In the initial months, the US bookings beat pre-pandemic levels. Hence, there was a “steady improvement” in Airbnb’s business in the UK and France.
But since many countries are recovering from the lockdown, its demand has increased.
With more and more customers demanding long-term stays and rural properties, booking values have jumped 52% to $10.3bn.
However, the company also reported a net loss of $59bn as it paid back covid related loans.
If compared to other hospitality businesses, Airbnb has more customers interested in more properties away from the city during the pandemic.
Up till 31 March, family bookings during holidays have also outstripped those for smaller groups or solo travellers, the firm said.
“While conditions aren’t yet normal, they are improving, and we expect a travel rebound unlike anything we have seen before,” said Airbnb co-founder and chief executive Brian Chesky.
The San Francisco-based firm also said that visitors were searching and booking further in advance.
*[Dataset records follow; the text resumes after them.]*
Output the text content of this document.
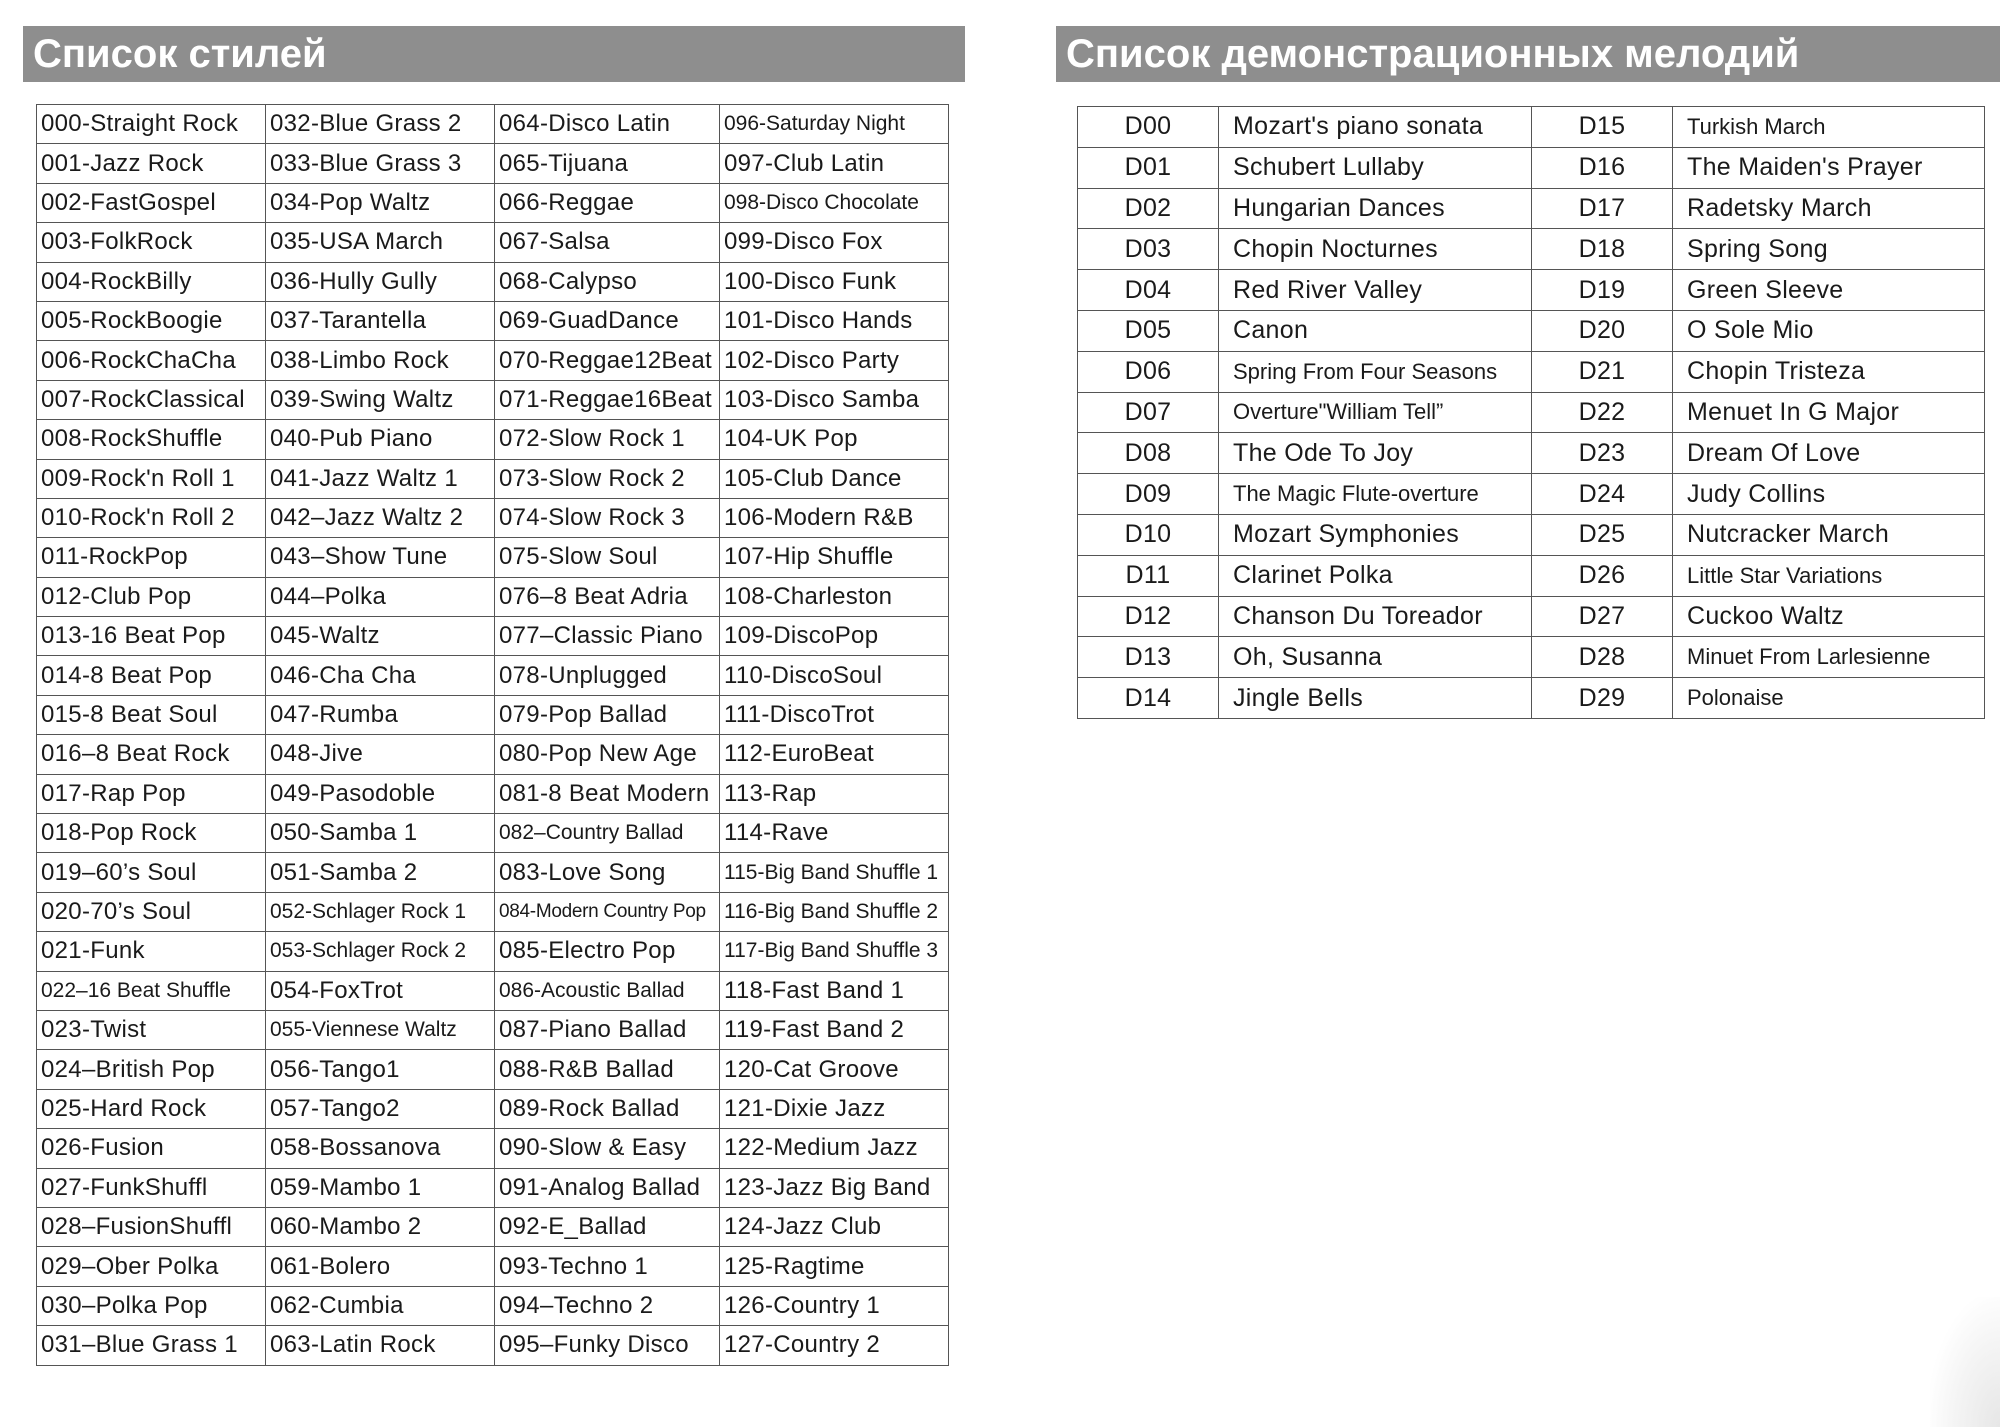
Список стилей
000-Straight Rock	032-Blue Grass 2	064-Disco Latin	096-Saturday Night
001-Jazz Rock	033-Blue Grass 3	065-Tijuana	097-Club Latin
002-FastGospel	034-Pop Waltz	066-Reggae	098-Disco Chocolate
003-FolkRock	035-USA March	067-Salsa	099-Disco Fox
004-RockBilly	036-Hully Gully	068-Calypso	100-Disco Funk
005-RockBoogie	037-Tarantella	069-GuadDance	101-Disco Hands
006-RockChaCha	038-Limbo Rock	070-Reggae12Beat	102-Disco Party
007-RockClassical	039-Swing Waltz	071-Reggae16Beat	103-Disco Samba
008-RockShuffle	040-Pub Piano	072-Slow Rock 1	104-UK Pop
009-Rock'n Roll 1	041-Jazz Waltz 1	073-Slow Rock 2	105-Club Dance
010-Rock'n Roll 2	042–Jazz Waltz 2	074-Slow Rock 3	106-Modern R&B
011-RockPop	043–Show Tune	075-Slow Soul	107-Hip Shuffle
012-Club Pop	044–Polka	076–8 Beat Adria	108-Charleston
013-16 Beat Pop	045-Waltz	077–Classic Piano	109-DiscoPop
014-8 Beat Pop	046-Cha Cha	078-Unplugged	110-DiscoSoul
015-8 Beat Soul	047-Rumba	079-Pop Ballad	111-DiscoTrot
016–8 Beat Rock	048-Jive	080-Pop New Age	112-EuroBeat
017-Rap Pop	049-Pasodoble	081-8 Beat Modern	113-Rap
018-Pop Rock	050-Samba 1	082–Country Ballad	114-Rave
019–60’s Soul	051-Samba 2	083-Love Song	115-Big Band Shuffle 1
020-70’s Soul	052-Schlager Rock 1	084-Modern Country Pop	116-Big Band Shuffle 2
021-Funk	053-Schlager Rock 2	085-Electro Pop	117-Big Band Shuffle 3
022–16 Beat Shuffle	054-FoxTrot	086-Acoustic Ballad	118-Fast Band 1
023-Twist	055-Viennese Waltz	087-Piano Ballad	119-Fast Band 2
024–British Pop	056-Tango1	088-R&B Ballad	120-Cat Groove
025-Hard Rock	057-Tango2	089-Rock Ballad	121-Dixie Jazz
026-Fusion	058-Bossanova	090-Slow & Easy	122-Medium Jazz
027-FunkShuffl	059-Mambo 1	091-Analog Ballad	123-Jazz Big Band
028–FusionShuffl	060-Mambo 2	092-E_Ballad	124-Jazz Club
029–Ober Polka	061-Bolero	093-Techno 1	125-Ragtime
030–Polka Pop	062-Cumbia	094–Techno 2	126-Country 1
031–Blue Grass 1	063-Latin Rock	095–Funky Disco	127-Country 2
Список демонстрационных мелодий
D00	Mozart's piano sonata	D15	Turkish March
D01	Schubert Lullaby	D16	The Maiden's Prayer
D02	Hungarian Dances	D17	Radetsky March
D03	Chopin Nocturnes	D18	Spring Song
D04	Red River Valley	D19	Green Sleeve
D05	Canon	D20	O Sole Mio
D06	Spring From Four Seasons	D21	Chopin Tristeza
D07	Overture"William Tell”	D22	Menuet In G Major
D08	The Ode To Joy	D23	Dream Of Love
D09	The Magic Flute-overture	D24	Judy Collins
D10	Mozart Symphonies	D25	Nutcracker March
D11	Clarinet Polka	D26	Little Star Variations
D12	Chanson Du Toreador	D27	Cuckoo Waltz
D13	Oh, Susanna	D28	Minuet From Larlesienne
D14	Jingle Bells	D29	Polonaise
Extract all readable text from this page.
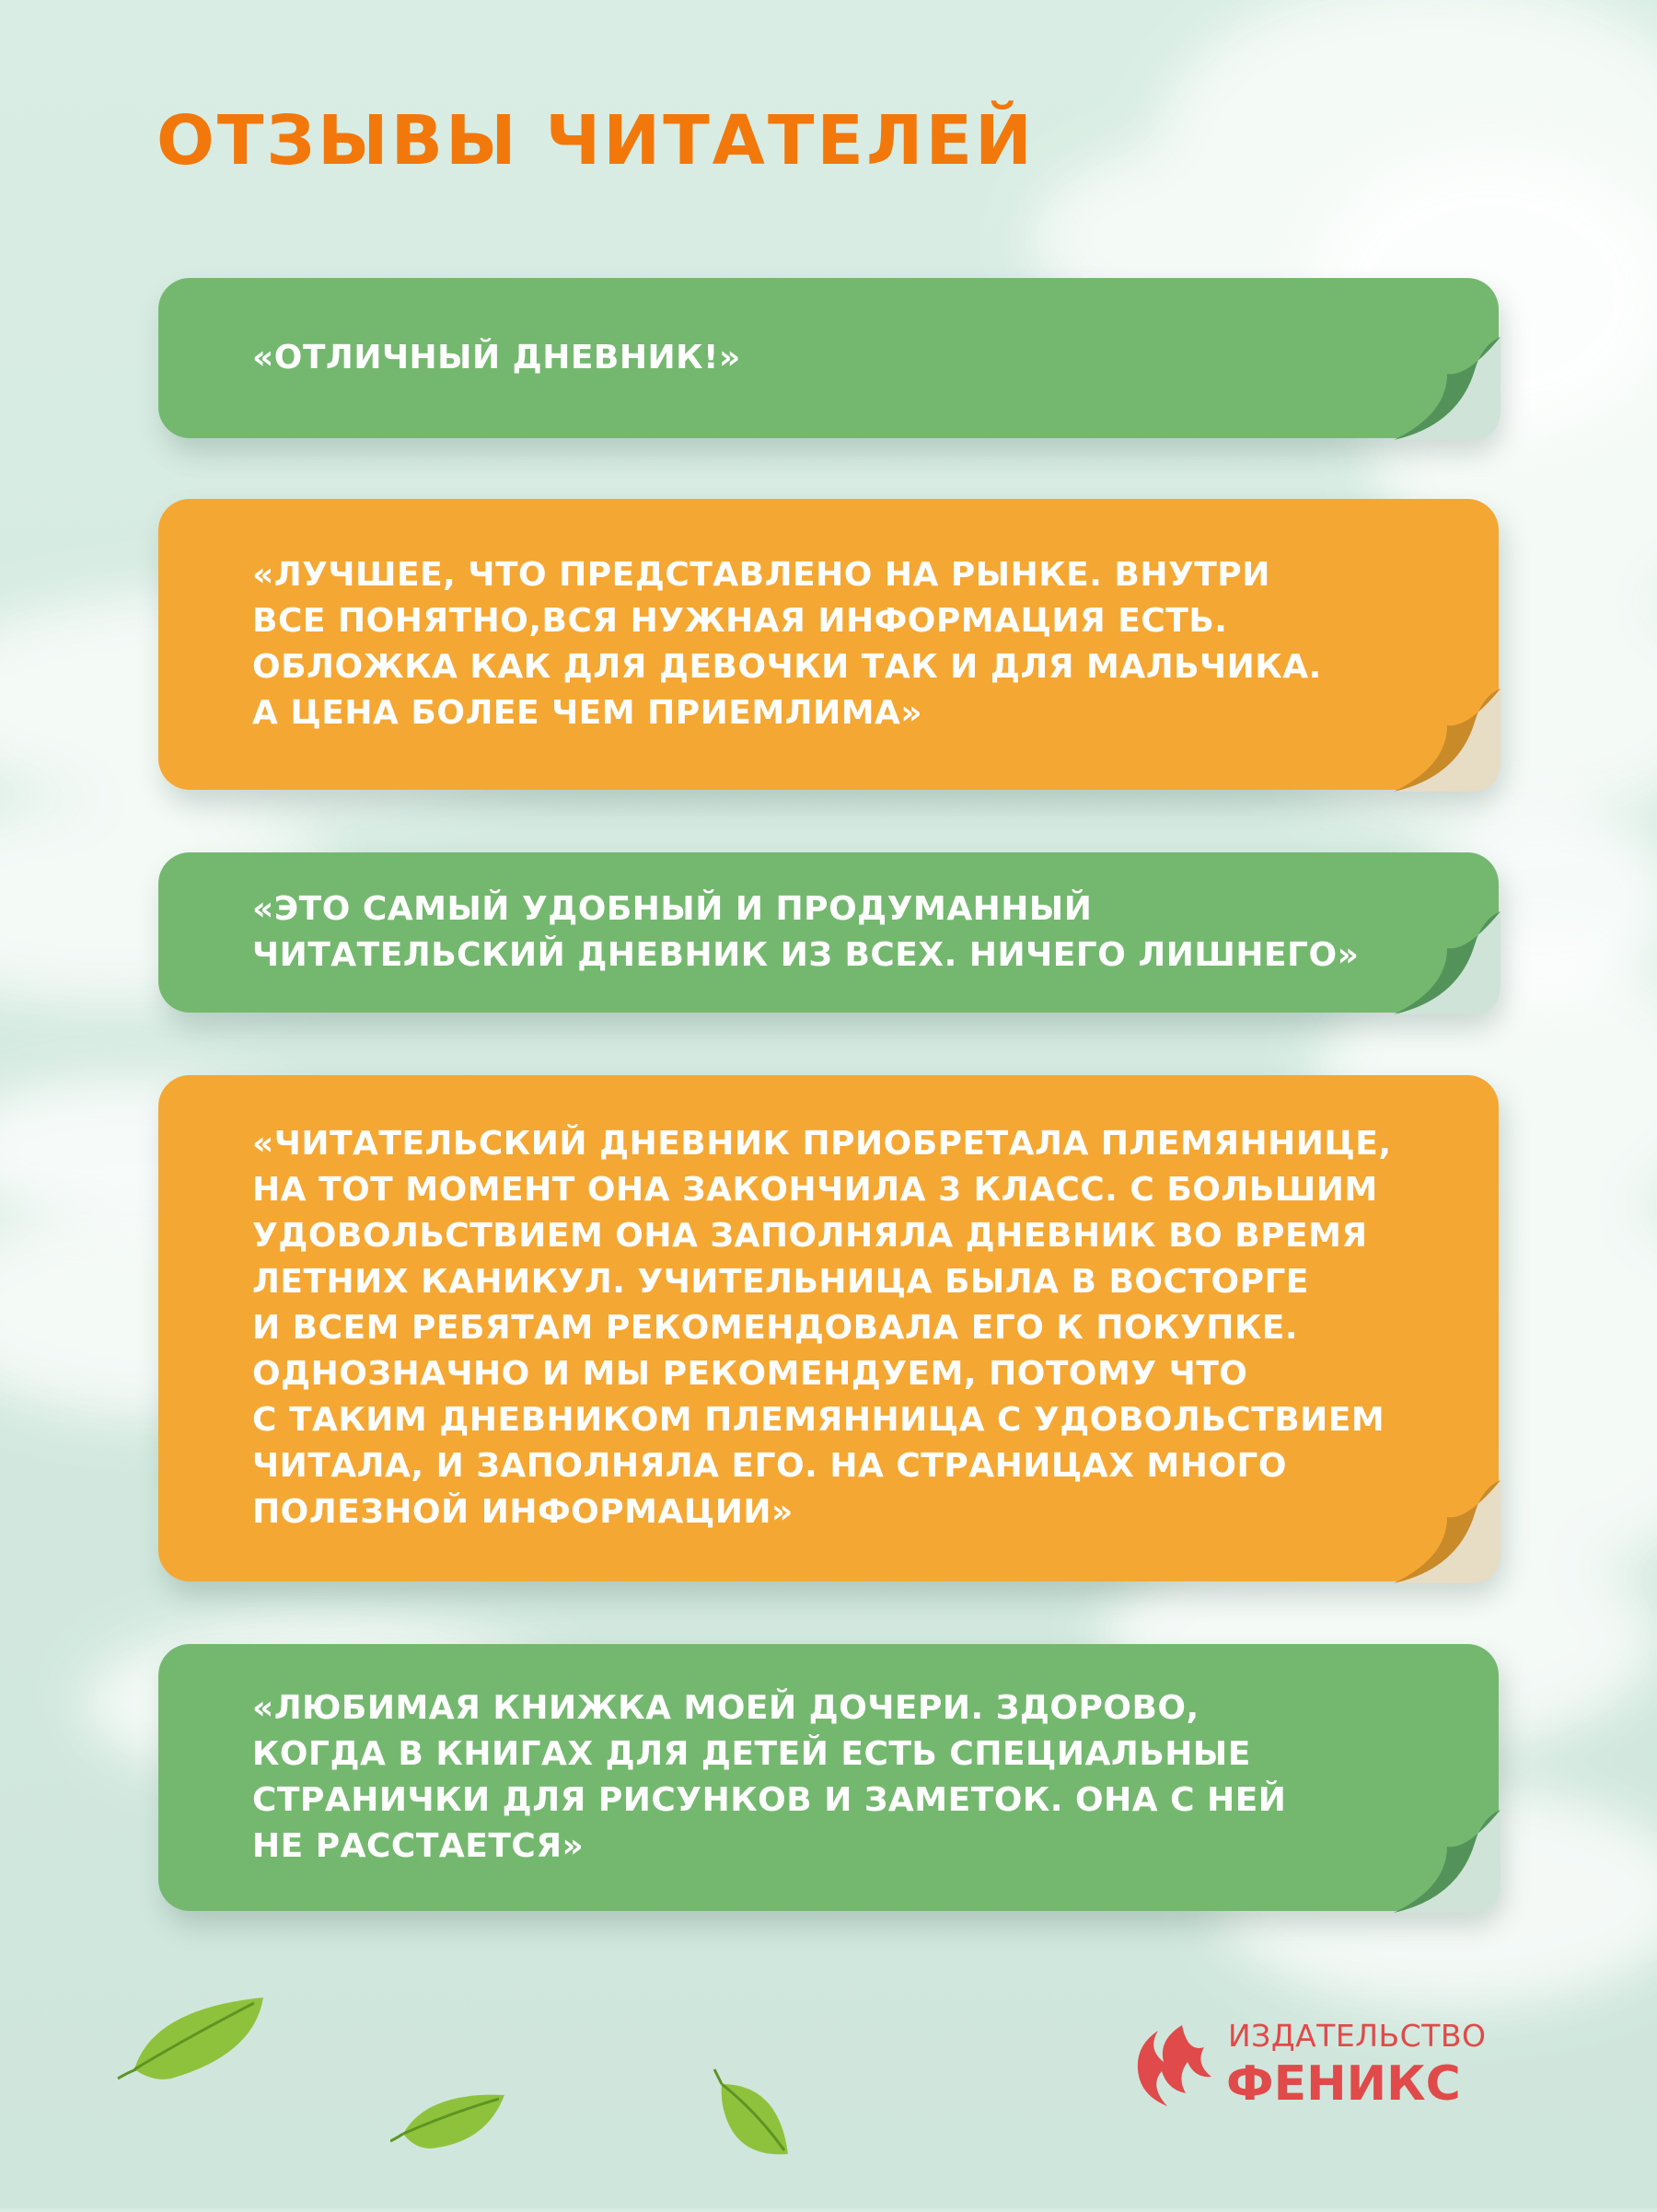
ОТЗЫВЫ ЧИТАТЕЛЕЙ

«ОТЛИЧНЫЙ ДНЕВНИК!»

«ЛУЧШЕЕ, ЧТО ПРЕДСТАВЛЕНО НА РЫНКЕ. ВНУТРИ
ВСЕ ПОНЯТНО,ВСЯ НУЖНАЯ ИНФОРМАЦИЯ ЕСТЬ.
ОБЛОЖКА КАК ДЛЯ ДЕВОЧКИ ТАК И ДЛЯ МАЛЬЧИКА.
А ЦЕНА БОЛЕЕ ЧЕМ ПРИЕМЛИМА»

«ЭТО САМЫЙ УДОБНЫЙ И ПРОДУМАННЫЙ
ЧИТАТЕЛЬСКИЙ ДНЕВНИК ИЗ ВСЕХ. НИЧЕГО ЛИШНЕГО»

«ЧИТАТЕЛЬСКИЙ ДНЕВНИК ПРИОБРЕТАЛА ПЛЕМЯННИЦЕ,
НА ТОТ МОМЕНТ ОНА ЗАКОНЧИЛА 3 КЛАСС. С БОЛЬШИМ
УДОВОЛЬСТВИЕМ ОНА ЗАПОЛНЯЛА ДНЕВНИК ВО ВРЕМЯ
ЛЕТНИХ КАНИКУЛ. УЧИТЕЛЬНИЦА БЫЛА В ВОСТОРГЕ
И ВСЕМ РЕБЯТАМ РЕКОМЕНДОВАЛА ЕГО К ПОКУПКЕ.
ОДНОЗНАЧНО И МЫ РЕКОМЕНДУЕМ, ПОТОМУ ЧТО
С ТАКИМ ДНЕВНИКОМ ПЛЕМЯННИЦА С УДОВОЛЬСТВИЕМ
ЧИТАЛА, И ЗАПОЛНЯЛА ЕГО. НА СТРАНИЦАХ МНОГО
ПОЛЕЗНОЙ ИНФОРМАЦИИ»

«ЛЮБИМАЯ КНИЖКА МОЕЙ ДОЧЕРИ. ЗДОРОВО,
КОГДА В КНИГАХ ДЛЯ ДЕТЕЙ ЕСТЬ СПЕЦИАЛЬНЫЕ
СТРАНИЧКИ ДЛЯ РИСУНКОВ И ЗАМЕТОК. ОНА С НЕЙ
НЕ РАССТАЕТСЯ»

ИЗДАТЕЛЬСТВО

ФЕНИКС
When the Prime Minister of UK (Boris Johnson) and President of France (Emmanuel Macron) eased the lockdown restrictions, the level of the bookings shot up.
But the company is still at an early stage to give financial projections for the rest of the year.
The company’s business is depending on the “severity and duration” of ongoing travel limitations, predominantly outside of the US.
According to Susannah Streeter, senior investment and markets analyst at Hargreaves Lansdown, Airbnb is attracting the older generation the most with significant disposal income.
“It’s now a now a household name globally and its model can pivot quickly to satisfy the change in booking behaviour brought about by the pandemic,” she said.
She further added that long-term bookings in rural locations could help the firm’s reputation.
Overall, the online booking platform might have been gaining momentum with every passing day.